Годы, прошедшие с тех пор, постепенно притупили их реакцию. Это превратилось в привычку: за накрытым столом в субботние и праздничные вечера, в дни рождения дедушка Мендл рассказывал о трупах людей, падавших на улицах гетто, и прохожих, которые переступали через них, или снимали с них обувь, или перекатывали их ногами в сторону, к стене, и прикрывали газетами; об умирающих от голода с раздутыми животами и запавшими глазами; о человеке, который, не выдержав мучений, бросился на забор, находившийся под электрическим напряжением, и за одну секунду превратился в кусок угля; о другом человеке, который, попав в лагерь, увидел своего младшего брата, висящего в воротах; и о человеке, сортировавшем одежду умерших и нашедшем платье своей жены, перед которого был вышит цветами из жемчужин, платье, которое он купил ей, когда родился их сын, и ошибиться было невозможно из-за укороченного низа, подшитого красноватыми нитками. И когда немец увидел, что человек замешкался с платьем в руках, он заподозрил, что тот замышляет украсть жемчужины, и ударил его плетью по затылку. И о парне, перебрасывающем трупы к месту сожжения, который нашел среди мертвых свою мать. Родные позволяли ему говорить, не давая его словам дойти до их сердца. Когда он вставал и поднимал правую руку, держащую бокал, они уже знали, что пришел тот самый момент. Дети шли к своим играм; хозяйка дома вставала и, чтобы не терять зря время, собирала посуду. Другие начинали переговариваться шепотом или погружались в собственные размышления, воспринимая следующие мгновения, как разгулявшуюся бурю, которая еще немного и уйдет дальше, как самолет, который в считанные секунды умчится и унесет с собой свой шум.
Среди членов семьи, которые уже смирились с описаниями голода, смерти и гниения как непременной части праздничной трапезы, Шифра, его сноха, продолжала бунтовать.

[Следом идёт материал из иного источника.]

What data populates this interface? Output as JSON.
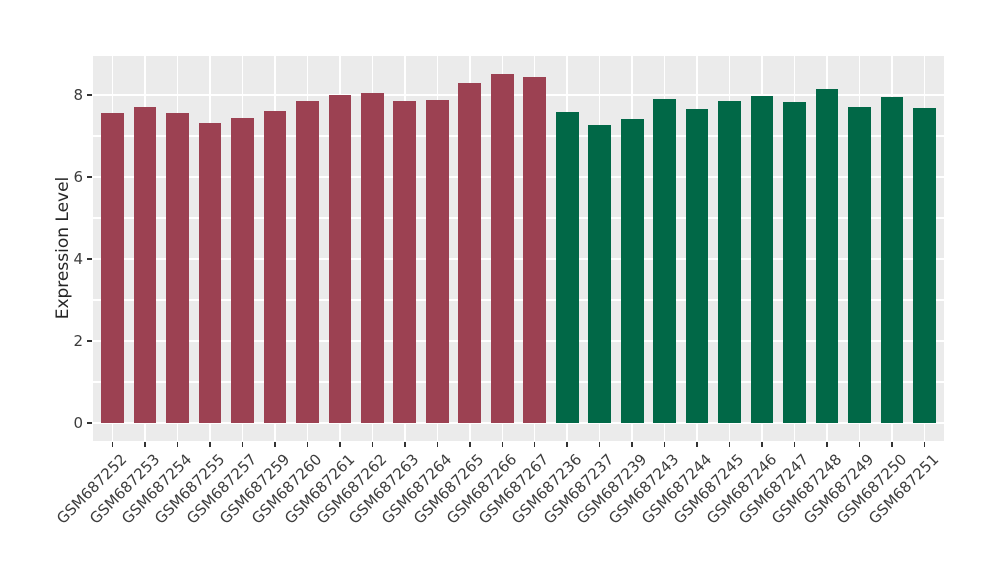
{
  "chart_data": {
    "type": "bar",
    "title": "",
    "xlabel": "",
    "ylabel": "Expression Level",
    "ylim": [
      -0.44,
      8.95
    ],
    "yticks_labeled": [
      0,
      2,
      4,
      6,
      8
    ],
    "gridlines_y": [
      0,
      1,
      2,
      3,
      4,
      5,
      6,
      7,
      8
    ],
    "grid": "white gridlines on grey panel, verticals at each category center",
    "legend_position": "none",
    "bar_width_frac": 0.7,
    "categories": [
      "GSM687252",
      "GSM687253",
      "GSM687254",
      "GSM687255",
      "GSM687257",
      "GSM687259",
      "GSM687260",
      "GSM687261",
      "GSM687262",
      "GSM687263",
      "GSM687264",
      "GSM687265",
      "GSM687266",
      "GSM687267",
      "GSM687236",
      "GSM687237",
      "GSM687239",
      "GSM687243",
      "GSM687244",
      "GSM687245",
      "GSM687246",
      "GSM687247",
      "GSM687248",
      "GSM687249",
      "GSM687250",
      "GSM687251"
    ],
    "values": [
      7.55,
      7.71,
      7.57,
      7.31,
      7.45,
      7.61,
      7.86,
      8.01,
      8.04,
      7.86,
      7.87,
      8.28,
      8.52,
      8.43,
      7.58,
      7.27,
      7.41,
      7.89,
      7.65,
      7.85,
      7.97,
      7.83,
      8.14,
      7.7,
      7.94,
      7.68
    ],
    "groups": [
      {
        "name": "group-maroon",
        "color": "#9C4152",
        "start": 0,
        "count": 14
      },
      {
        "name": "group-green",
        "color": "#016847",
        "start": 14,
        "count": 12
      }
    ],
    "colors": {
      "panel_background": "#EBEBEB",
      "gridline": "#FFFFFF",
      "tick_mark": "#333333",
      "tick_label": "#3C3C3C",
      "axis_label": "#262626",
      "figure_background": "#FFFFFF"
    }
  }
}
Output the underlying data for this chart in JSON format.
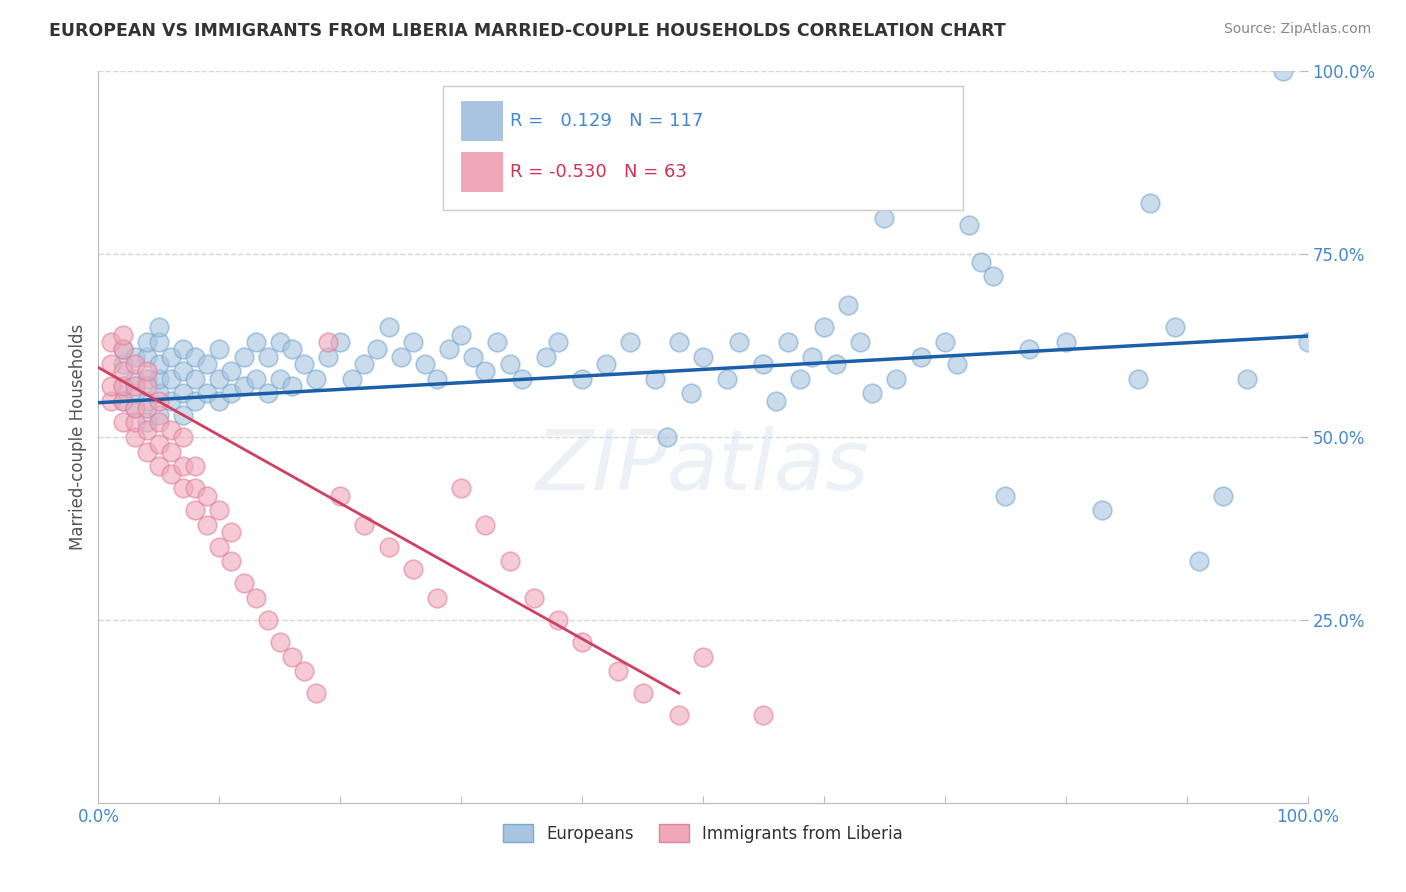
{
  "title": "EUROPEAN VS IMMIGRANTS FROM LIBERIA MARRIED-COUPLE HOUSEHOLDS CORRELATION CHART",
  "source": "Source: ZipAtlas.com",
  "ylabel": "Married-couple Households",
  "watermark": "ZIPatlas",
  "blue_R": 0.129,
  "blue_N": 117,
  "pink_R": -0.53,
  "pink_N": 63,
  "blue_color": "#a8c4e0",
  "pink_color": "#f0a8b8",
  "blue_edge_color": "#7aaad0",
  "pink_edge_color": "#e080a0",
  "blue_line_color": "#1a5fa8",
  "pink_line_color": "#d04060",
  "legend_blue_label": "Europeans",
  "legend_pink_label": "Immigrants from Liberia",
  "xlim": [
    0.0,
    1.0
  ],
  "ylim": [
    0.0,
    1.0
  ],
  "x_ticks": [
    0.0,
    0.1,
    0.2,
    0.3,
    0.4,
    0.5,
    0.6,
    0.7,
    0.8,
    0.9,
    1.0
  ],
  "x_tick_labels": [
    "0.0%",
    "",
    "",
    "",
    "",
    "",
    "",
    "",
    "",
    "",
    "100.0%"
  ],
  "y_ticks": [
    0.0,
    0.25,
    0.5,
    0.75,
    1.0
  ],
  "y_tick_labels": [
    "",
    "25.0%",
    "50.0%",
    "75.0%",
    "100.0%"
  ],
  "grid_color": "#cccccc",
  "background_color": "#ffffff",
  "title_color": "#333333",
  "source_color": "#888888",
  "tick_color": "#4488cc",
  "ylabel_color": "#555555",
  "blue_line_start_x": 0.0,
  "blue_line_end_x": 1.0,
  "blue_line_start_y": 0.547,
  "blue_line_end_y": 0.638,
  "pink_line_start_x": 0.0,
  "pink_line_end_x": 0.48,
  "pink_line_start_y": 0.595,
  "pink_line_end_y": 0.15,
  "blue_points_x": [
    0.02,
    0.02,
    0.02,
    0.02,
    0.03,
    0.03,
    0.03,
    0.03,
    0.04,
    0.04,
    0.04,
    0.04,
    0.04,
    0.05,
    0.05,
    0.05,
    0.05,
    0.05,
    0.05,
    0.06,
    0.06,
    0.06,
    0.07,
    0.07,
    0.07,
    0.07,
    0.08,
    0.08,
    0.08,
    0.09,
    0.09,
    0.1,
    0.1,
    0.1,
    0.11,
    0.11,
    0.12,
    0.12,
    0.13,
    0.13,
    0.14,
    0.14,
    0.15,
    0.15,
    0.16,
    0.16,
    0.17,
    0.18,
    0.19,
    0.2,
    0.21,
    0.22,
    0.23,
    0.24,
    0.25,
    0.26,
    0.27,
    0.28,
    0.29,
    0.3,
    0.31,
    0.32,
    0.33,
    0.34,
    0.35,
    0.37,
    0.38,
    0.4,
    0.42,
    0.44,
    0.46,
    0.47,
    0.48,
    0.49,
    0.5,
    0.52,
    0.53,
    0.55,
    0.56,
    0.57,
    0.58,
    0.59,
    0.6,
    0.61,
    0.62,
    0.63,
    0.64,
    0.65,
    0.66,
    0.68,
    0.7,
    0.71,
    0.72,
    0.73,
    0.74,
    0.75,
    0.77,
    0.8,
    0.83,
    0.86,
    0.87,
    0.89,
    0.91,
    0.93,
    0.95,
    0.98,
    1.0
  ],
  "blue_points_y": [
    0.55,
    0.57,
    0.6,
    0.62,
    0.54,
    0.56,
    0.58,
    0.61,
    0.52,
    0.55,
    0.58,
    0.61,
    0.63,
    0.53,
    0.56,
    0.58,
    0.6,
    0.63,
    0.65,
    0.55,
    0.58,
    0.61,
    0.53,
    0.56,
    0.59,
    0.62,
    0.55,
    0.58,
    0.61,
    0.56,
    0.6,
    0.55,
    0.58,
    0.62,
    0.56,
    0.59,
    0.57,
    0.61,
    0.58,
    0.63,
    0.56,
    0.61,
    0.58,
    0.63,
    0.57,
    0.62,
    0.6,
    0.58,
    0.61,
    0.63,
    0.58,
    0.6,
    0.62,
    0.65,
    0.61,
    0.63,
    0.6,
    0.58,
    0.62,
    0.64,
    0.61,
    0.59,
    0.63,
    0.6,
    0.58,
    0.61,
    0.63,
    0.58,
    0.6,
    0.63,
    0.58,
    0.5,
    0.63,
    0.56,
    0.61,
    0.58,
    0.63,
    0.6,
    0.55,
    0.63,
    0.58,
    0.61,
    0.65,
    0.6,
    0.68,
    0.63,
    0.56,
    0.8,
    0.58,
    0.61,
    0.63,
    0.6,
    0.79,
    0.74,
    0.72,
    0.42,
    0.62,
    0.63,
    0.4,
    0.58,
    0.82,
    0.65,
    0.33,
    0.42,
    0.58,
    1.0,
    0.63
  ],
  "pink_points_x": [
    0.01,
    0.01,
    0.01,
    0.01,
    0.02,
    0.02,
    0.02,
    0.02,
    0.02,
    0.02,
    0.03,
    0.03,
    0.03,
    0.03,
    0.03,
    0.04,
    0.04,
    0.04,
    0.04,
    0.04,
    0.05,
    0.05,
    0.05,
    0.05,
    0.06,
    0.06,
    0.06,
    0.07,
    0.07,
    0.07,
    0.08,
    0.08,
    0.08,
    0.09,
    0.09,
    0.1,
    0.1,
    0.11,
    0.11,
    0.12,
    0.13,
    0.14,
    0.15,
    0.16,
    0.17,
    0.18,
    0.19,
    0.2,
    0.22,
    0.24,
    0.26,
    0.28,
    0.3,
    0.32,
    0.34,
    0.36,
    0.38,
    0.4,
    0.43,
    0.45,
    0.48,
    0.5,
    0.55
  ],
  "pink_points_y": [
    0.55,
    0.57,
    0.6,
    0.63,
    0.52,
    0.55,
    0.57,
    0.59,
    0.62,
    0.64,
    0.5,
    0.52,
    0.54,
    0.57,
    0.6,
    0.48,
    0.51,
    0.54,
    0.57,
    0.59,
    0.46,
    0.49,
    0.52,
    0.55,
    0.45,
    0.48,
    0.51,
    0.43,
    0.46,
    0.5,
    0.4,
    0.43,
    0.46,
    0.38,
    0.42,
    0.35,
    0.4,
    0.33,
    0.37,
    0.3,
    0.28,
    0.25,
    0.22,
    0.2,
    0.18,
    0.15,
    0.63,
    0.42,
    0.38,
    0.35,
    0.32,
    0.28,
    0.43,
    0.38,
    0.33,
    0.28,
    0.25,
    0.22,
    0.18,
    0.15,
    0.12,
    0.2,
    0.12
  ]
}
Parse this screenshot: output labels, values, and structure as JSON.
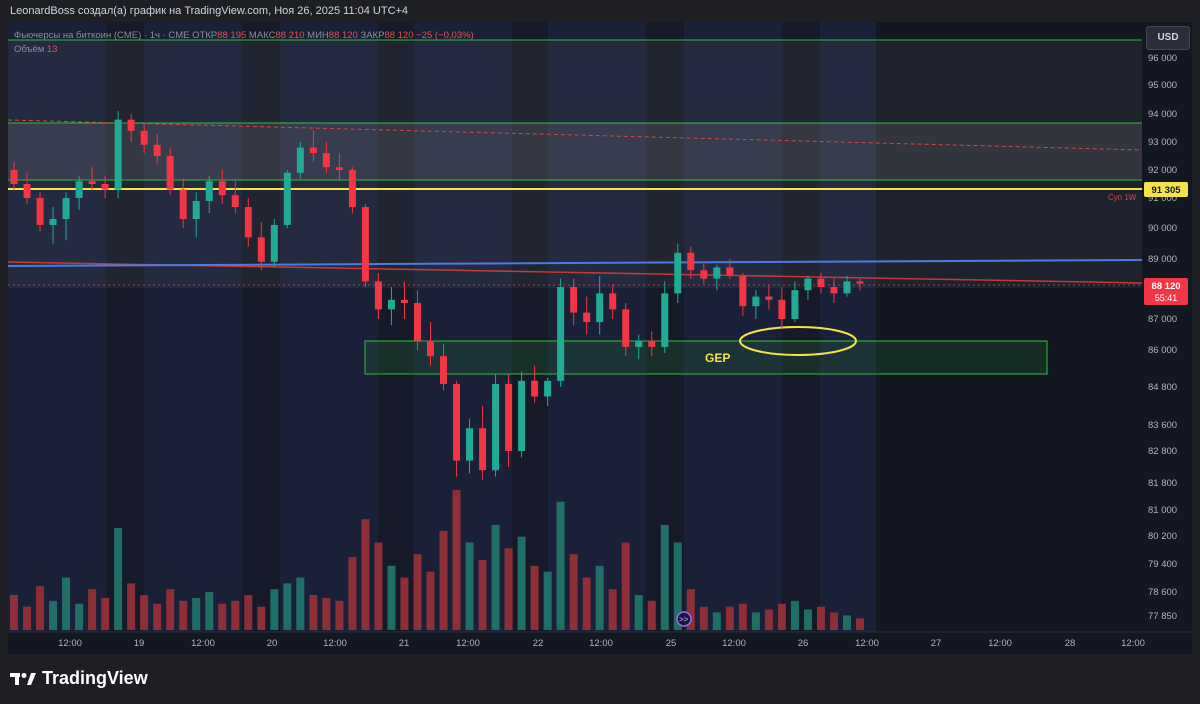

— Он убивает мне праздник, — жаловалась она, зная, что ее слова достигают его ушей. — Мы достаточно терпели и достаточно слушали. Есть, слава Б-гу, День Катастрофы, митинги памяти и тому подобное. Забыть не дают. Так я не желаю, чтобы мне напоминали об этом каждый раз во время трапезы! Не понимаю, как вы можете продолжать с аппетитом есть, когда он описывает гноящиеся раны, кровь и рвоту — но это ваше дело. Для меня — в ту минуту, как он открывает рот, — праздник заканчивается! — и она стучала по столу сжатой в кулак рукой.
Больше всех слушала отца Белла. Когда она организовывала стол у себя дома, она прислушивалась к его словам из кухни. Если гостили у других, слушала со своего места за столом. Внезапно перед ней словно распахнулось окно к загадке, которая волновала ее многие годы: неужели он игнорировал воспоминания о том, что происходило с ним на протяжении тех четырех лет, что они с братом провели в свинарне польской крестьянки? На мгновения она возвращалась к той деревенской жизни, чувствуя запах свиней, будто находилась там сейчас, а не в далеком воспоминании. Ощущала в ладони влажные поросячьи пятачки, их жесткую от грязи кожу. Неужели отец забыл о смерти, голоде, страхе? Как ему удалось запереть их в своем сердце и не вспоминать в течение сорока лет? А сейчас, как ожили эти глубоко запрятанные воспоминания перед изобилием, песнями, в умиротворенной атмосфере, царящей в залитых светом комнатах, в хорошие дни? Эта загадка души, заключила Белла для себя самой, находится внутри пласта, который человек редко обнажает перед собой — к могиле он отодвигает ее решение.